I mean, most of us know how to find good fiction. We pick it up, and the characters, world, magic, or romance draws us in. We're able to see things in our head, and anticipate and hope for outcomes.
But we don't get that in non-fiction. We get opinion, belief, and hopefully advice and insight. If it was predictable, we wouldn't want to read it. Most of the non-fiction I like I didn't know was my type, it came on a recommendation.
Now, I know what bad non-fiction looks like. And feels like, more importantly. It feels and reads like the aforementioned books from the Western Civ classes. It makes me dread turning the page, constantly count to a break/end of chapter, and keeps me from hoping there's more of the same to follow.
But, I really couldn't describe to you what good non-fiction looks like.
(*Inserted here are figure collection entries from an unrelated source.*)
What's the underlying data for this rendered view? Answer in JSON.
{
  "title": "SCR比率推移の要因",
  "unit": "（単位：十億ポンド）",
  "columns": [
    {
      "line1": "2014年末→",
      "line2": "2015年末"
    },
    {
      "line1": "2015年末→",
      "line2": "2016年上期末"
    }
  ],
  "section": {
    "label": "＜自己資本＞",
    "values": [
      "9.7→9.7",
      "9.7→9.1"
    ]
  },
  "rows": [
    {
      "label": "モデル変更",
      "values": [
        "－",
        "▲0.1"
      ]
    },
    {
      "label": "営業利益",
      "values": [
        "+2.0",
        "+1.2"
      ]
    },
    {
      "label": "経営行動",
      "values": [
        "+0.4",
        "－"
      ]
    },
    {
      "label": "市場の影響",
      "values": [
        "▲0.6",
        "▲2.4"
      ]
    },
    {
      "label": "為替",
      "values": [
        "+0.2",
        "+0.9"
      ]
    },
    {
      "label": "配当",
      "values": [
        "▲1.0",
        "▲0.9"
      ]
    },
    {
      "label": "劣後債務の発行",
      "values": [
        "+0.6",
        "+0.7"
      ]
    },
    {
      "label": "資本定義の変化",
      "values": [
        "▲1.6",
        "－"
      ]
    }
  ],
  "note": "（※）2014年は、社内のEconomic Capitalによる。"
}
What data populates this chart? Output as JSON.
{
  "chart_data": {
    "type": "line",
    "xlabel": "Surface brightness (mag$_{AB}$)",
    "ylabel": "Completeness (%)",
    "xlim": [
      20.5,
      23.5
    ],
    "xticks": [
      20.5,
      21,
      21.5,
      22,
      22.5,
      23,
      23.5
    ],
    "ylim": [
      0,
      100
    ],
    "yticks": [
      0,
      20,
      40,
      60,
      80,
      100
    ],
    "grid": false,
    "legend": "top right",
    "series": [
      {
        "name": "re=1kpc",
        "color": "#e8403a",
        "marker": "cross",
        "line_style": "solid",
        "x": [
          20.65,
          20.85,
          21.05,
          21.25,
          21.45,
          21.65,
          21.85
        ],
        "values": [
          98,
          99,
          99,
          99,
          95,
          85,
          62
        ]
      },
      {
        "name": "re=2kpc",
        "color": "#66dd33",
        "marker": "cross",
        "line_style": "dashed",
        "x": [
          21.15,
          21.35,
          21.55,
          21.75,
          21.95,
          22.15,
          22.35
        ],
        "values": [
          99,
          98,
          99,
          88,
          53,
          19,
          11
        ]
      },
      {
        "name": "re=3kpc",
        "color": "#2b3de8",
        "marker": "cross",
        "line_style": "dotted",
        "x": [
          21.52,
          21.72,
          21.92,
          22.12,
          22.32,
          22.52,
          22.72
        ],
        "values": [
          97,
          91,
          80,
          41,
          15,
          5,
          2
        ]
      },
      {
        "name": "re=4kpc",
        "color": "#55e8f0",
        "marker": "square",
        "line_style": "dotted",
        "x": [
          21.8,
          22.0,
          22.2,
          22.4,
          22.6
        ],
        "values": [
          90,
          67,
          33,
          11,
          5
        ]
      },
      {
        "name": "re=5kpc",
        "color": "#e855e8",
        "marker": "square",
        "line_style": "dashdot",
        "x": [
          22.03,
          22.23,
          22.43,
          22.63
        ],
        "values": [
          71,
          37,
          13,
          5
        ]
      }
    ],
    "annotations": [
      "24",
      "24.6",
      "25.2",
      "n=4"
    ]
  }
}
Or feels like, more importantly.
But, last night I started reading a new non-fiction book. My good buddy David and I did a book swap last weekend. I loaned him Christ the Lord by Anne Rice, which was so far down my reading list at the time, it wasn't getting read until at least October. In return, he loaned me Simply Christian, which he had just finished and thought would be a great fit for my mindset.
So, again, I pick up some non-fiction on recommendation.
But, I do think I've found what makes good non-fiction good.
And, you'll have to excuse me, because I'm only one chapter (plus the introduction) into it, but I'm ready to say I like the book.
And I think it's because of this litmus test for (certain types of) non-fiction:
The author is able to say something that you've wanted to be able to say, but haven't had the words or wisdom to be able to say.
It's why Rob Bell works so well for me.
And let me give you an example from this book:
"Haven't Christians been part of the problem rather than part of the solution?
Yes and no.
Yes: from very early on there have always been people who have done terrible things in the name of Jesus. There have also been Christians who have done terrible things knowing them to be terrible things, without claiming that Jesus was supporting them. There's no point hiding from this truth, however uncomfortable it may be.
But also no: because again and again, when we look at the wicked things Christians have done (whether or not they were claiming God was on their side), we can see in retrospect at least that they were muddled and mistaken about what Christianity actually is. It's no part of Christian belief to say that the followers of Jesus always got everything right. Jesus himself taught his followers a prayer which includes a clause asking God for forgiveness. He must have thought we would go on needing it"
Like I said, something I've always wanted to be able to express, but haven't been able to find the words, spirit, or wisdom to say so myself. And thus it passes my new litmus test.
Seriously, last night, I wouldn't have been surprised if there was literally a light bulb over my head explaining this new idea I had on why I like certain non-fiction.
And, like I said, I'm only one chapter in. But this book is off to a promising start. And, I'm thinking it will end up not only on my "perpetually recommend to anyone willing to listen to a book recommendation" list, but also on my "not enough to have read it, must also own it" list.
And so while it might not help me in recognizing from a distance what is good non-fiction, maybe it will help you all do a better job in recommending good non-fiction to me.